OpenAI’s newest AI model, o3, is at the center of a growing controversy after third-party tests revealed performance significantly lower than the company’s earlier claims.
Originally hailed as a major step forward in reasoning tasks, o3 was said to solve over 25% of the challenging FrontierMath benchmark, a claim made during OpenAI’s December livestream presentation. But new results tell a different story.
Independent research institute Epoch AI tested the newly released o3 model and found that it scored around 10% on the same benchmark, far below OpenAI’s internal figure. Epoch’s results sparked immediate debate over the model’s real-world capabilities and the transparency of OpenAI’s testing practices.
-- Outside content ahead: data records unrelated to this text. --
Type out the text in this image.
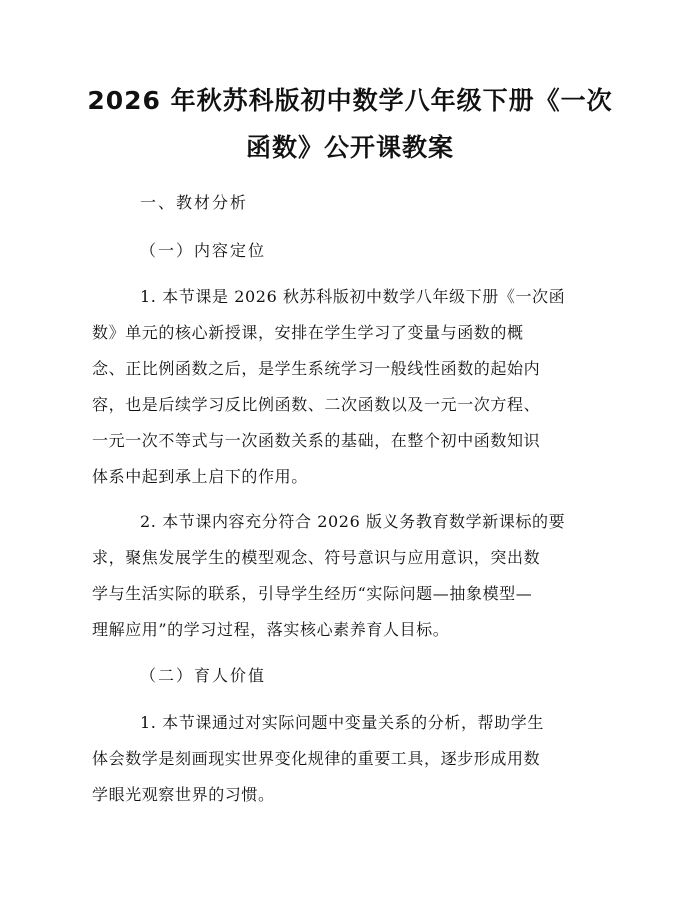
2026 年秋苏科版初中数学八年级下册《一次
函数》公开课教案
一、教材分析
（一）内容定位
1. 本节课是 2026 秋苏科版初中数学八年级下册《一次函
数》单元的核心新授课，安排在学生学习了变量与函数的概
念、正比例函数之后，是学生系统学习一般线性函数的起始内
容，也是后续学习反比例函数、二次函数以及一元一次方程、
一元一次不等式与一次函数关系的基础，在整个初中函数知识
体系中起到承上启下的作用。
2. 本节课内容充分符合 2026 版义务教育数学新课标的要
求，聚焦发展学生的模型观念、符号意识与应用意识，突出数
学与生活实际的联系，引导学生经历“实际问题—抽象模型—
理解应用”的学习过程，落实核心素养育人目标。
（二）育人价值
1. 本节课通过对实际问题中变量关系的分析，帮助学生
体会数学是刻画现实世界变化规律的重要工具，逐步形成用数
学眼光观察世界的习惯。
Epoch noted that the discrepancy may stem from differences in testing setup, dataset versions, or the use of “aggressive test-time compute” by OpenAI. In other words, OpenAI’s high-performing o3 might not be the same version currently available to the public.
Further complicating the situation, a post by the ARC Prize Foundation revealed that the public o3 model is smaller and optimized for cost and speed, not peak performance. Even OpenAI’s technical staff confirmed the production version of o3 is tuned for real-world responsiveness, not benchmarking supremacy.
This isn’t the first time benchmark reporting has stirred backlash. Elon Musk’s xAI and Meta have both been accused of promoting scores from unreleased or altered versions of their models. OpenAI, too, previously faced criticism when Epoch delayed disclosing OpenAI’s funding behind FrontierMath.
Despite the confusion, OpenAI plans to release o3-pro, a more powerful version, in the coming weeks. Additionally, smaller models like o3-mini-high and o4-mini already outperform o3 on some benchmarks.